The Whole Universe is Humming

It's been almost a year since Rumi and the Red Handbag came out and it's had its day in the sun, in all sorts of lovely ways. You can scroll through the highlights on the page here for the mentions and reviews. 

Though I've nothing much else planned for the book, one never knows what might crop up. But for now, I feel I can put my reading copy away on the shelf and concentrate on other projects, other writings.

I thought I'd just say a few last words about the book, partly because this past week I came across something that I had read and which had lodged in my brain when I was writing the book, and which became one of Ingrid-Simone's mannerisms, or habits. It's from a conversation with the marvellous poet Li-Young Lee. He says, "the whole universe is humming, is vibrating. It's that hum that I want to hear. That's the subject of my poems." He goes on:  "Humming supports the chair; humming supports mountains; humming supports this body. To be a poet is to reveal the hum, which is 'logos.' It's pure mantra, that's what it is." 

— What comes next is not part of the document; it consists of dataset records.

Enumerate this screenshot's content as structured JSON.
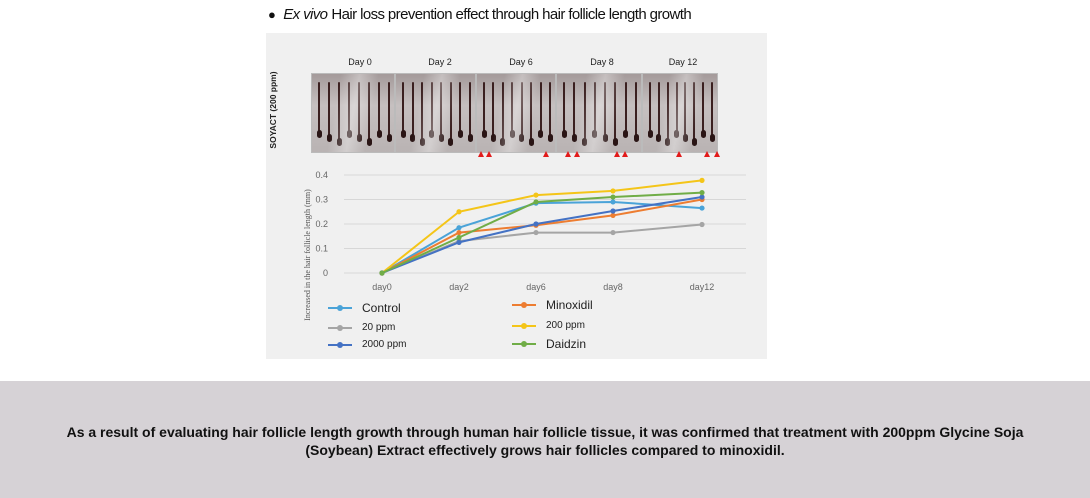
{
  "heading": {
    "bullet": "●",
    "italic": "Ex vivo",
    "text": "Hair loss prevention effect through hair follicle length growth"
  },
  "photos": {
    "row_label": "SOYACT (200 ppm)",
    "days": [
      "Day 0",
      "Day 2",
      "Day 6",
      "Day 8",
      "Day 12"
    ],
    "arrow_color": "#e21b1b"
  },
  "chart_data": {
    "type": "line",
    "title": "",
    "xlabel": "",
    "ylabel": "Increased in the hair follicle length (mm)",
    "categories": [
      "day0",
      "day2",
      "day6",
      "day8",
      "day12"
    ],
    "yticks": [
      "0",
      "0.1",
      "0.2",
      "0.3",
      "0.4"
    ],
    "ylim": [
      0,
      0.4
    ],
    "grid": true,
    "legend_placement": "bottom",
    "series": [
      {
        "name": "Control",
        "color": "#4aa3d8",
        "values": [
          0,
          0.185,
          0.285,
          0.29,
          0.265
        ]
      },
      {
        "name": "Minoxidil",
        "color": "#ed7d31",
        "values": [
          0,
          0.165,
          0.195,
          0.235,
          0.3
        ]
      },
      {
        "name": "20 ppm",
        "color": "#a5a5a5",
        "values": [
          0,
          0.13,
          0.165,
          0.165,
          0.198
        ]
      },
      {
        "name": "200 ppm",
        "color": "#f4c518",
        "values": [
          0,
          0.25,
          0.318,
          0.335,
          0.378
        ]
      },
      {
        "name": "2000 ppm",
        "color": "#4472c4",
        "values": [
          0,
          0.125,
          0.2,
          0.253,
          0.31
        ]
      },
      {
        "name": "Daidzin",
        "color": "#70ad47",
        "values": [
          0,
          0.145,
          0.29,
          0.31,
          0.328
        ]
      }
    ]
  },
  "footer": {
    "text": "As a result of evaluating hair follicle length growth through human hair follicle tissue, it was confirmed that treatment with 200ppm Glycine Soja (Soybean) Extract effectively grows hair follicles compared to minoxidil."
  }
}
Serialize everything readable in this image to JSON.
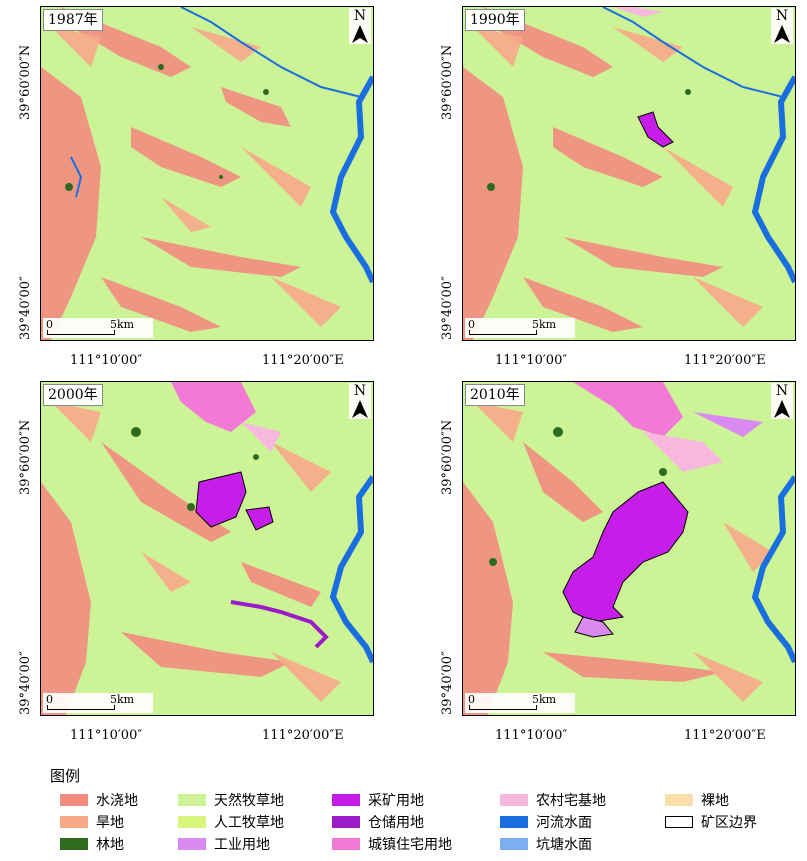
{
  "panels": [
    {
      "year": "1987年",
      "north": "N",
      "scale_zero": "0",
      "scale_km": "5km",
      "lat_top": "39°60′00″N",
      "lat_bottom": "39°40′00″",
      "lon_left": "111°10′00″",
      "lon_right": "111°20′00″E"
    },
    {
      "year": "1990年",
      "north": "N",
      "scale_zero": "0",
      "scale_km": "5km",
      "lat_top": "39°60′00″N",
      "lat_bottom": "39°40′00″",
      "lon_left": "111°10′00″",
      "lon_right": "111°20′00″E"
    },
    {
      "year": "2000年",
      "north": "N",
      "scale_zero": "0",
      "scale_km": "5km",
      "lat_top": "39°60′00″N",
      "lat_bottom": "39°40′00″",
      "lon_left": "111°10′00″",
      "lon_right": "111°20′00″E"
    },
    {
      "year": "2010年",
      "north": "N",
      "scale_zero": "0",
      "scale_km": "5km",
      "lat_top": "39°60′00″N",
      "lat_bottom": "39°40′00″",
      "lon_left": "111°10′00″",
      "lon_right": "111°20′00″E"
    }
  ],
  "legend": {
    "title": "图例",
    "items": [
      {
        "label": "水浇地",
        "color": "#f28c80"
      },
      {
        "label": "旱地",
        "color": "#f7a98a"
      },
      {
        "label": "林地",
        "color": "#2e6b1e"
      },
      {
        "label": "天然牧草地",
        "color": "#cdf397"
      },
      {
        "label": "人工牧草地",
        "color": "#d9f57c"
      },
      {
        "label": "工业用地",
        "color": "#d88af0"
      },
      {
        "label": "采矿用地",
        "color": "#c61ee8"
      },
      {
        "label": "仓储用地",
        "color": "#9a1bc7"
      },
      {
        "label": "城镇住宅用地",
        "color": "#f27ad6"
      },
      {
        "label": "农村宅基地",
        "color": "#f7b8de"
      },
      {
        "label": "河流水面",
        "color": "#1a6fe0"
      },
      {
        "label": "坑塘水面",
        "color": "#7cb0f0"
      },
      {
        "label": "裸地",
        "color": "#f7deaa"
      },
      {
        "label": "矿区边界",
        "color": "#ffffff"
      }
    ]
  }
}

It's interesting to go back to a book you've written years ago and try to remember what you were reading and thinking during that time. Some of it comes out directly in the book, and is referred to right there in the text. But other stuff is below the surface. When I was writing RRH I was reading about the grail (via Joseph Campbell) and I was thinking and reading about quests, spurred on by a memory of an untraceable quotation that I picked up somewhere in my time at university as an undergrad. Some male literary critic said, "men quest, women run errands." And I began to wonder about women's quests. You likely know the story of the grail quest, which in its many permutations goes something like: the hero on his quest to find the grail comes to a castle and inside the castle is a silent, wounded king. The hero doesn't know what to say, what to ask, he misses his chance, and therefore misses out on the grail. 

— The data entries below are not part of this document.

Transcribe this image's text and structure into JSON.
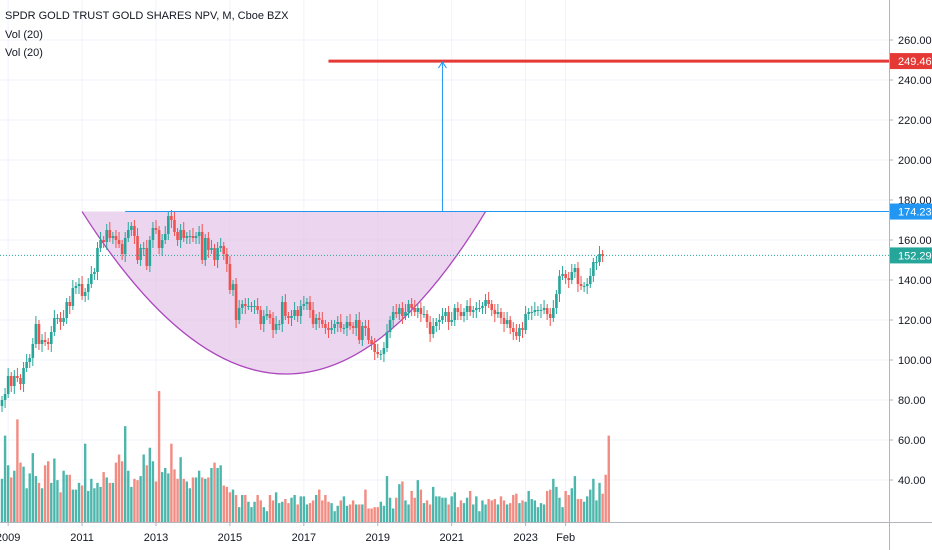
{
  "header": {
    "title": "SPDR GOLD TRUST GOLD SHARES NPV, M, Cboe BZX",
    "indicators": [
      "Vol (20)",
      "Vol (20)"
    ]
  },
  "colors": {
    "up": "#26a69a",
    "down": "#ef5350",
    "vol_up": "#4db6ac",
    "vol_down": "#f28b82",
    "resistance": "#2196f3",
    "target": "#e53935",
    "cup_fill": "#e4c7ea",
    "cup_stroke": "#ab47bc",
    "last_price": "#26a69a",
    "grid": "#f0f3fa",
    "axis_text": "#131722"
  },
  "chart_data": {
    "type": "candlestick",
    "instrument": "SPDR GOLD TRUST GOLD SHARES NPV",
    "interval": "M",
    "exchange": "Cboe BZX",
    "start": "2008-11",
    "x_axis_labels": [
      "2009",
      "2011",
      "2013",
      "2015",
      "2017",
      "2019",
      "2021",
      "2023",
      "Feb"
    ],
    "y_axis_ticks": [
      "40.00",
      "60.00",
      "80.00",
      "100.00",
      "120.00",
      "140.00",
      "160.00",
      "180.00",
      "200.00",
      "220.00",
      "240.00",
      "260.00"
    ],
    "ylim": [
      28,
      270
    ],
    "grid": true,
    "price_labels": [
      {
        "value": "249.46",
        "role": "target"
      },
      {
        "value": "174.23",
        "role": "resistance"
      },
      {
        "value": "152.29",
        "role": "last_price"
      }
    ],
    "target_price": 249.46,
    "resistance_price": 174.23,
    "last_price": 152.29,
    "cup_rim_left": "2011-01",
    "cup_rim_right": "2021-12",
    "cup_bottom": "2016-08",
    "cup_bottom_price": 93,
    "closes": [
      80,
      83,
      92,
      87,
      92,
      91,
      88,
      96,
      99,
      101,
      108,
      118,
      108,
      110,
      109,
      108,
      114,
      121,
      121,
      119,
      121,
      129,
      127,
      136,
      137,
      138,
      132,
      134,
      138,
      143,
      144,
      156,
      160,
      159,
      165,
      161,
      162,
      160,
      158,
      153,
      161,
      165,
      167,
      162,
      150,
      156,
      156,
      147,
      160,
      166,
      165,
      156,
      160,
      163,
      172,
      170,
      164,
      160,
      165,
      161,
      162,
      162,
      161,
      162,
      164,
      150,
      161,
      155,
      156,
      150,
      156,
      157,
      153,
      148,
      135,
      138,
      120,
      126,
      128,
      127,
      127,
      127,
      127,
      125,
      118,
      122,
      123,
      121,
      115,
      118,
      118,
      129,
      122,
      121,
      122,
      125,
      122,
      127,
      128,
      129,
      125,
      118,
      121,
      120,
      118,
      116,
      115,
      116,
      118,
      119,
      116,
      116,
      119,
      117,
      116,
      120,
      110,
      117,
      116,
      110,
      108,
      104,
      103,
      103,
      106,
      114,
      120,
      124,
      123,
      126,
      122,
      124,
      128,
      126,
      124,
      126,
      123,
      123,
      119,
      113,
      117,
      119,
      120,
      122,
      124,
      119,
      120,
      126,
      124,
      122,
      124,
      127,
      124,
      125,
      126,
      126,
      127,
      130,
      128,
      125,
      123,
      124,
      121,
      118,
      120,
      116,
      114,
      112,
      116,
      115,
      123,
      124,
      124,
      125,
      125,
      125,
      126,
      123,
      121,
      126,
      133,
      142,
      143,
      141,
      140,
      144,
      146,
      138,
      137,
      137,
      138,
      142,
      149,
      149,
      153,
      152
    ],
    "volume_fractions": [
      0.32,
      0.64,
      0.42,
      0.33,
      0.38,
      0.76,
      0.44,
      0.41,
      0.25,
      0.36,
      0.51,
      0.34,
      0.29,
      0.25,
      0.42,
      0.45,
      0.29,
      0.47,
      0.31,
      0.22,
      0.38,
      0.35,
      0.35,
      0.24,
      0.24,
      0.29,
      0.27,
      0.58,
      0.23,
      0.32,
      0.25,
      0.29,
      0.26,
      0.37,
      0.33,
      0.29,
      0.29,
      0.44,
      0.5,
      0.45,
      0.71,
      0.38,
      0.26,
      0.32,
      0.31,
      0.34,
      0.5,
      0.42,
      0.55,
      0.45,
      0.3,
      0.97,
      0.37,
      0.4,
      0.36,
      0.58,
      0.39,
      0.32,
      0.48,
      0.32,
      0.3,
      0.25,
      0.33,
      0.33,
      0.38,
      0.33,
      0.32,
      0.33,
      0.4,
      0.44,
      0.4,
      0.42,
      0.27,
      0.26,
      0.22,
      0.24,
      0.2,
      0.11,
      0.2,
      0.2,
      0.15,
      0.11,
      0.15,
      0.2,
      0.16,
      0.11,
      0.08,
      0.2,
      0.16,
      0.22,
      0.14,
      0.15,
      0.17,
      0.14,
      0.18,
      0.2,
      0.13,
      0.19,
      0.19,
      0.13,
      0.14,
      0.16,
      0.2,
      0.24,
      0.16,
      0.2,
      0.15,
      0.14,
      0.08,
      0.12,
      0.16,
      0.19,
      0.12,
      0.13,
      0.16,
      0.13,
      0.13,
      0.13,
      0.24,
      0.1,
      0.1,
      0.11,
      0.11,
      0.15,
      0.12,
      0.34,
      0.18,
      0.1,
      0.18,
      0.28,
      0.3,
      0.16,
      0.13,
      0.23,
      0.18,
      0.31,
      0.24,
      0.14,
      0.16,
      0.13,
      0.26,
      0.19,
      0.19,
      0.18,
      0.18,
      0.13,
      0.19,
      0.22,
      0.11,
      0.16,
      0.14,
      0.18,
      0.23,
      0.13,
      0.19,
      0.08,
      0.16,
      0.13,
      0.17,
      0.16,
      0.17,
      0.13,
      0.19,
      0.16,
      0.13,
      0.14,
      0.2,
      0.21,
      0.14,
      0.16,
      0.15,
      0.23,
      0.17,
      0.16,
      0.11,
      0.14,
      0.13,
      0.23,
      0.24,
      0.32,
      0.26,
      0.18,
      0.11,
      0.23,
      0.2,
      0.25,
      0.34,
      0.17,
      0.17,
      0.15,
      0.19,
      0.24,
      0.32,
      0.16,
      0.29,
      0.21,
      0.35,
      0.64
    ],
    "volume_pane_ylim_fraction": [
      0,
      1
    ]
  }
}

So what happens if (in another loose rendition of the story) we have instead of a grail, a handbag. Instead of a castle, a secondhand store? Instead of a wounded king, we have a wounded young woman. etc. As I said, it's all very loose. 

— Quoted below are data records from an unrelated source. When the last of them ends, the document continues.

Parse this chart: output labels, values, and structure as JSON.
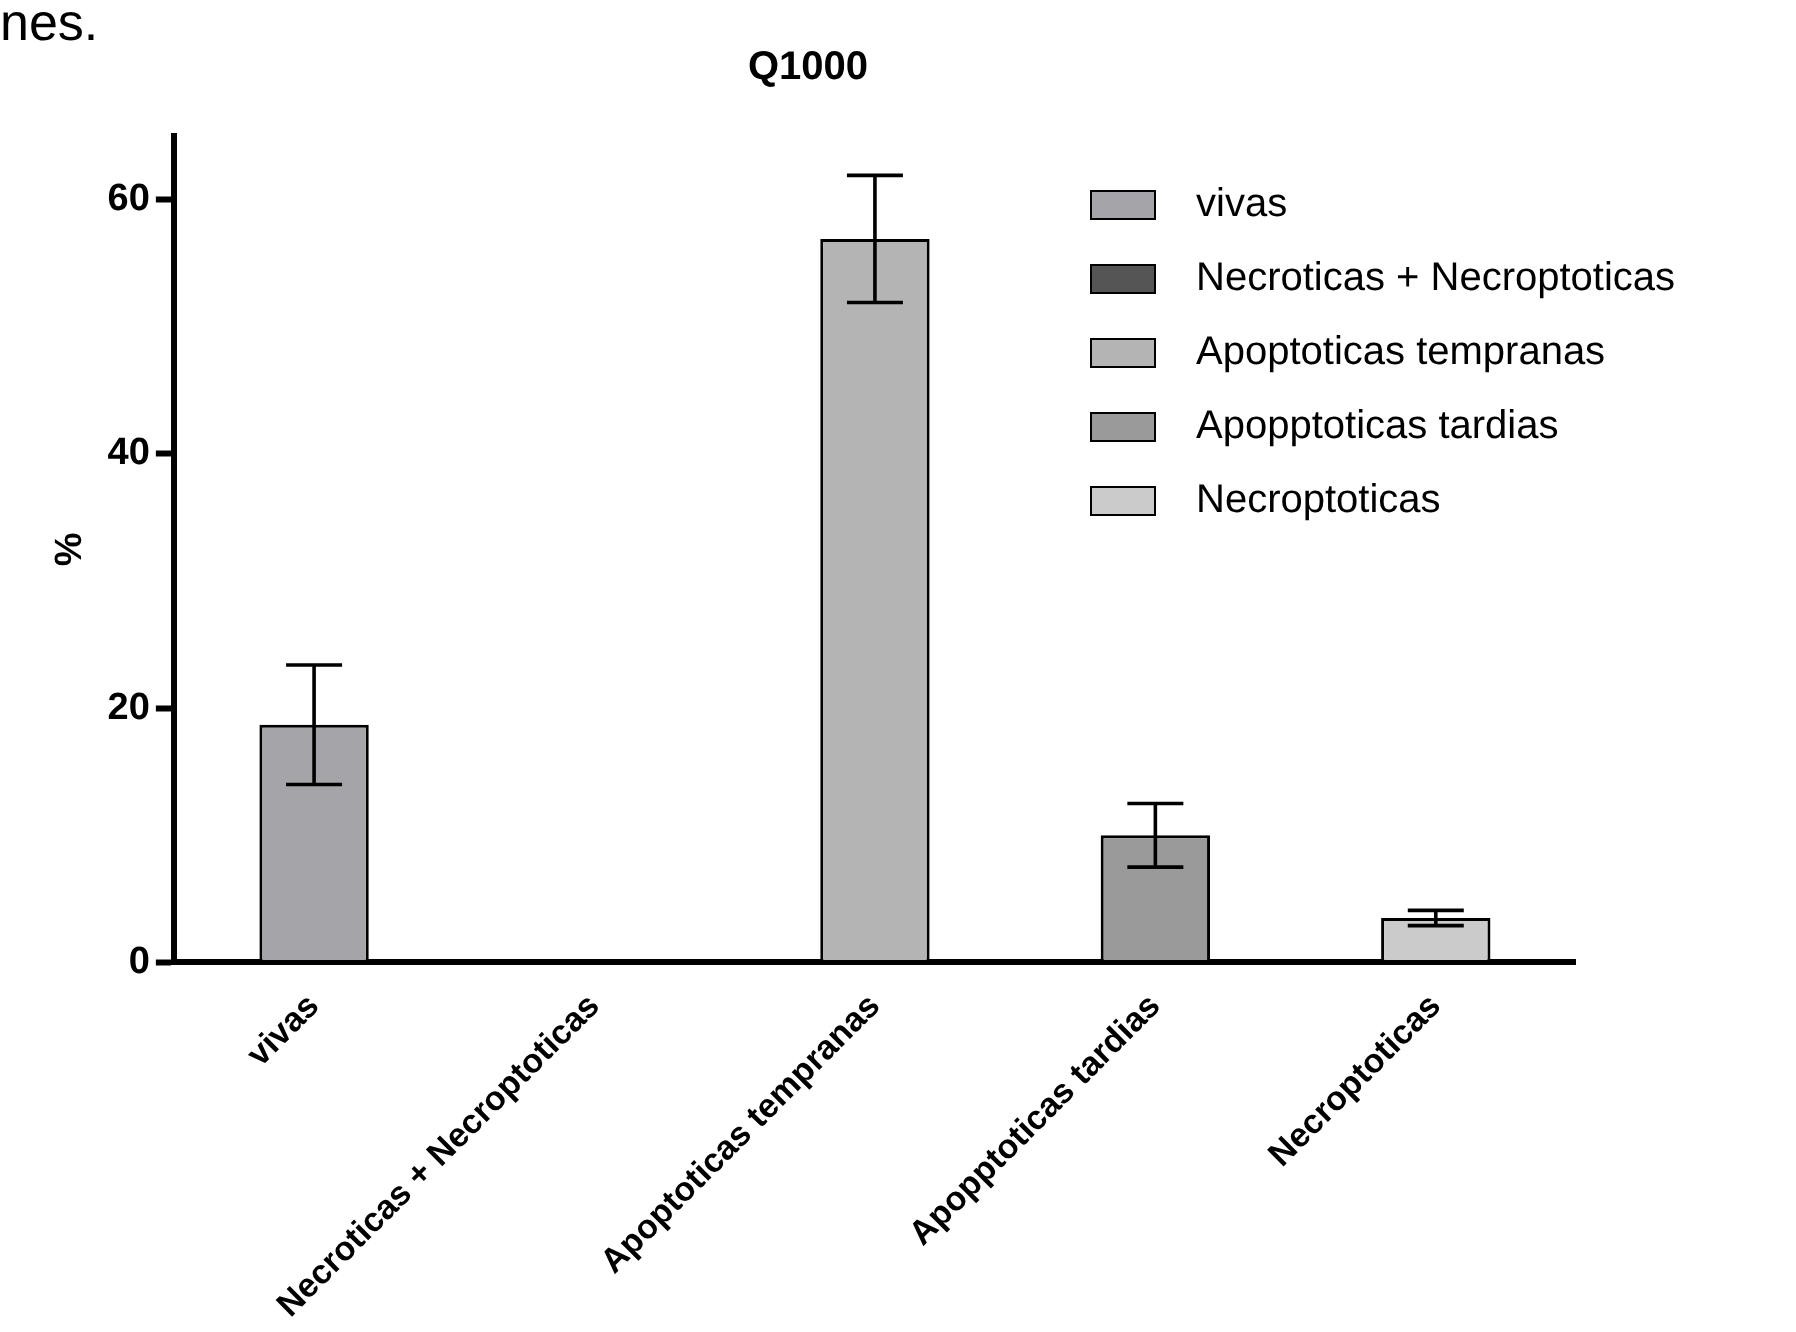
{
  "chart_data": {
    "type": "bar",
    "title": "Q1000",
    "ylabel": "%",
    "annotations": [
      "nes."
    ],
    "categories": [
      "vivas",
      "Necroticas + Necroptoticas",
      "Apoptoticas tempranas",
      "Apopptoticas tardias",
      "Necroptoticas"
    ],
    "series": [
      {
        "name": "vivas",
        "color": "#a5a5a9",
        "values": [
          18.7,
          null,
          null,
          null,
          null
        ],
        "errors": [
          4.7,
          null,
          null,
          null,
          null
        ]
      },
      {
        "name": "Necroticas + Necroptoticas",
        "color": "#555555",
        "values": [
          null,
          0,
          null,
          null,
          null
        ],
        "errors": [
          null,
          null,
          null,
          null,
          null
        ]
      },
      {
        "name": "Apoptoticas tempranas",
        "color": "#b4b4b4",
        "values": [
          null,
          null,
          56.9,
          null,
          null
        ],
        "errors": [
          null,
          null,
          5,
          null,
          null
        ]
      },
      {
        "name": "Apopptoticas tardias",
        "color": "#9a9a9a",
        "values": [
          null,
          null,
          null,
          10,
          null
        ],
        "errors": [
          null,
          null,
          null,
          2.5,
          null
        ]
      },
      {
        "name": "Necroptoticas",
        "color": "#cbcbcb",
        "values": [
          null,
          null,
          null,
          null,
          3.5
        ],
        "errors": [
          null,
          null,
          null,
          null,
          0.6
        ]
      }
    ],
    "ylim": [
      0,
      65
    ],
    "yticks": [
      0,
      20,
      40,
      60
    ],
    "grid": false,
    "legend": "top right"
  }
}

I was also reading Simone Weil, who talks about the grail quest in Waiting for God. I quote from the book on page 53 - the question we could ask someone who is suffering: What are you going through? For me, that question is the centre of the book.

I wanted Ingrid-Simone to be pure mantra. I wanted the reader to realize the whole universe is humming, including that small, odd person who checks through your groceries, or is walking alone downtown late at night, or working at a secondhand clothing store, and know that her hum is also your hum. And it's the same hum that holds up mountains and chairs. 

That's what I was trying for anyway.